São negros -a soma de “pretos” e “pardos”- 63,7% dos trabalhadores no cultivo da cana no país. A proporção supera os 43,4% de negros na PEA (população economicamente ativa) e os 55% na PEA rural.

A característica se repete em São Paulo, onde a presença negra na labuta da cana beira os 49%, o equivalente a 76% mais que na PEA geral do Estado e 54% mais que na sua fração do campo -conforme o Censo de 2000, em dados colecionados pelo economista Marcelo Paixão (UFRJ).

Os números frios ganham vida nas plantações. De perto, o canavial é mesmo negro.

Como eram os escravos que no Brasil moviam as moendas de cana, como documentou aquarela de Jean-Baptiste Debret em 1822. Ou, em gravura de William Clark de meses depois, os cativos que decepavam com facão a cana em Antígua.

Traços raciais e instrumentos de ofício se mantêm, mas o anacronismo vai além da semelhança de personagens dos retratos atuais com os das pinceladas do século retrasado.

É como se estatuto e cultura escravistas teimassem em permanecer, assim como um pé de cana se agarra ao solo e por vezes rende dez safras.

“Já conversei com o meu feitor”, diz um canavieiro, sobre a autorização para que ele fosse fotografado para a reportagem (pedido negado). “O meu feitor é bom comigo”, concede outro.

Inexiste conteúdo pejorativo, na boca dos cortadores, ao pronunciar a palavra.
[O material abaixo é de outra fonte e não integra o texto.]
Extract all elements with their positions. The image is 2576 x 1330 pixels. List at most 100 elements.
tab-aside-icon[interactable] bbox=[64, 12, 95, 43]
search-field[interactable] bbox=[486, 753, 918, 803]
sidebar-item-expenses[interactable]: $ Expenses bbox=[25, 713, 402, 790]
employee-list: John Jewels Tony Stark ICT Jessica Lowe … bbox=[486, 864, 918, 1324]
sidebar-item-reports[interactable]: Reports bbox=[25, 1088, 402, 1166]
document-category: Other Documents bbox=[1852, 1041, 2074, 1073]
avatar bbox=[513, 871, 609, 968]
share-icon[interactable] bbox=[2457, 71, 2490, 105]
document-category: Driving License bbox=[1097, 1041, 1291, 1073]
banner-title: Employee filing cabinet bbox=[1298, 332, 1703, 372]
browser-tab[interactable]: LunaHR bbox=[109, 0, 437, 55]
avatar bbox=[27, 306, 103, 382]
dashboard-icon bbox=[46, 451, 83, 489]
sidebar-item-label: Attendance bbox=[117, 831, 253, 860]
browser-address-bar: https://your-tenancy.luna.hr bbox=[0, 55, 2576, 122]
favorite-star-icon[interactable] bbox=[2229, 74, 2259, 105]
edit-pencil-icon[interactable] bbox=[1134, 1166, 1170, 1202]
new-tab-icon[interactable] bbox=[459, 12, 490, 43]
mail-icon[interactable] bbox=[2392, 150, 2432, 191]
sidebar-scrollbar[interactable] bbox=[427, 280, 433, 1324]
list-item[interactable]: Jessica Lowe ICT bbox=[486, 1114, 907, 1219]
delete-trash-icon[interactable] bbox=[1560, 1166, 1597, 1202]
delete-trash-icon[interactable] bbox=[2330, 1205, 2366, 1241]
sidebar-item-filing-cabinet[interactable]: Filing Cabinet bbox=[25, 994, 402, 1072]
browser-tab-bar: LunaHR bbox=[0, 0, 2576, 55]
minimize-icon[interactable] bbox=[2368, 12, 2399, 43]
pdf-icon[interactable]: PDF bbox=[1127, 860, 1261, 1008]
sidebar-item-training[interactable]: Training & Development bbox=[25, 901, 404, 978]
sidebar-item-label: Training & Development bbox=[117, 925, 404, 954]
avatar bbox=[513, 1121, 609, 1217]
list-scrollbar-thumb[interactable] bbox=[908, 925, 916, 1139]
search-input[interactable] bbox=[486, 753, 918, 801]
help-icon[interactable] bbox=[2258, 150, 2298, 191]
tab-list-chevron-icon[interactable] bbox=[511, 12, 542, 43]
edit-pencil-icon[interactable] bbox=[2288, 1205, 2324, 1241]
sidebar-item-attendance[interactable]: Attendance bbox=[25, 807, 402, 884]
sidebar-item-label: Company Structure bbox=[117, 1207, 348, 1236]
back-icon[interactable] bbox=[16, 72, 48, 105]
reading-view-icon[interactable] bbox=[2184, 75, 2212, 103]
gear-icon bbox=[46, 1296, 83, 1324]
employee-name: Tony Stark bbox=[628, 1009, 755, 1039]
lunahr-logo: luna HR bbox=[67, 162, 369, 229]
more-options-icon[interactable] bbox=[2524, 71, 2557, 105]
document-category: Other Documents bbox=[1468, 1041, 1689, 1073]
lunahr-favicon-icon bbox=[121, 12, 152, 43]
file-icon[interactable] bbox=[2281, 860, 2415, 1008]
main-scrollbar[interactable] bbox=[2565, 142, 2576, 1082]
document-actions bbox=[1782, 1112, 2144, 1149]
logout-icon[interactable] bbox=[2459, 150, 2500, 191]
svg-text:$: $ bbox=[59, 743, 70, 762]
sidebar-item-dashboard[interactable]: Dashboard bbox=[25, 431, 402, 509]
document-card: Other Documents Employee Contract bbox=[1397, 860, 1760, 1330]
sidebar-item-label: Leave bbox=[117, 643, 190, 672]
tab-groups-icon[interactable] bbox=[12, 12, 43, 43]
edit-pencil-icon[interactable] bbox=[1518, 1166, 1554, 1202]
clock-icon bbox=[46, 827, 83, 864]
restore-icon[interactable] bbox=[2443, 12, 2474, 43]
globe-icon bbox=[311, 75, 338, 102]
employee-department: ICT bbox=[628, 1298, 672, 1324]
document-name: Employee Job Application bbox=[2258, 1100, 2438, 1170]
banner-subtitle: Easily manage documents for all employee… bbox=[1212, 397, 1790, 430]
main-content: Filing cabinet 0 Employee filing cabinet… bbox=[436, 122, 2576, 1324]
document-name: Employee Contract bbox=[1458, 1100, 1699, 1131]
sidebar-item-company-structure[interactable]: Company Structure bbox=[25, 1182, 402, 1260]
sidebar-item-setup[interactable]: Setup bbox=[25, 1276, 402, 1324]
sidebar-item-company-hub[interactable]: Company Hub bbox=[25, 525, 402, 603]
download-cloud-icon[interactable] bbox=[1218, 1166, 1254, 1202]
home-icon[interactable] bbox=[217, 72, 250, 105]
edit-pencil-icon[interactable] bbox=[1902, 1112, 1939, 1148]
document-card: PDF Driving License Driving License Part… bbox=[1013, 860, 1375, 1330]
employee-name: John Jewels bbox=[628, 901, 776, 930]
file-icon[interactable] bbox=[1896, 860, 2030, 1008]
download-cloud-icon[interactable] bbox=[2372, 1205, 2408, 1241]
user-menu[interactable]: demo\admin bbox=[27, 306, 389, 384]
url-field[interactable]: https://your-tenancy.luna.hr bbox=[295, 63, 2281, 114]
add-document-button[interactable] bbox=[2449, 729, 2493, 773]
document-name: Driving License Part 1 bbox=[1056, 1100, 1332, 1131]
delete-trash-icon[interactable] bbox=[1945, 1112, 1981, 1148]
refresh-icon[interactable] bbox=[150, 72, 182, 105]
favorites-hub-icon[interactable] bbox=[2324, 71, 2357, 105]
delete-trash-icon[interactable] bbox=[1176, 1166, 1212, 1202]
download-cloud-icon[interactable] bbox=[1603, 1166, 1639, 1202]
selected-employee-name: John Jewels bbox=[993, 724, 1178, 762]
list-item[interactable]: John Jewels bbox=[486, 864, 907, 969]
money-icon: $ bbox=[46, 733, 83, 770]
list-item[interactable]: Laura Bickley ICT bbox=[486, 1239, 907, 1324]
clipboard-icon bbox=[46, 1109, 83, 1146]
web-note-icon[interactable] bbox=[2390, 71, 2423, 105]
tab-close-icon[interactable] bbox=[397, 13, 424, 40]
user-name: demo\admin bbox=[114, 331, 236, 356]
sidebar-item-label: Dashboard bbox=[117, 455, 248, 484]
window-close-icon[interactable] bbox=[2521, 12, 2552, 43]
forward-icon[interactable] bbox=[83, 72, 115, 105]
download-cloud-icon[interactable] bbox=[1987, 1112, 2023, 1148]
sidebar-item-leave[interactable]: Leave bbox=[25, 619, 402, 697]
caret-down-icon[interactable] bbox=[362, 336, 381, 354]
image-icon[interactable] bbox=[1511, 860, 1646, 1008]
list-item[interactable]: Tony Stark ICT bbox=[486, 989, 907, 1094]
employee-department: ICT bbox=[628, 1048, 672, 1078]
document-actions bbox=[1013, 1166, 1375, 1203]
No Houaiss, uma acepção de feitor: “Diacronismo: antigo. Diz-se de encarregado dos trabalhadores escravos”.

É arcaico -ou velhaco-, porém os chefes de turma assim são chamados na roça. Imprimiu-se a expressão “feitor” em ação civil pública e em decisão judicial recentes.

Em meio ao canavial, o cortador cuida do seu “eito”. “Não paro até acabar o meu eito”, conta um. O dicionário define eito como “plantação em que os escravos trabalhavam”.

Analfabetismo

Assim como na escravidão africanos e descendentes cantavam, a cantoria hoje desafia o silêncio nas fazendas. Não são tristes os canaviais.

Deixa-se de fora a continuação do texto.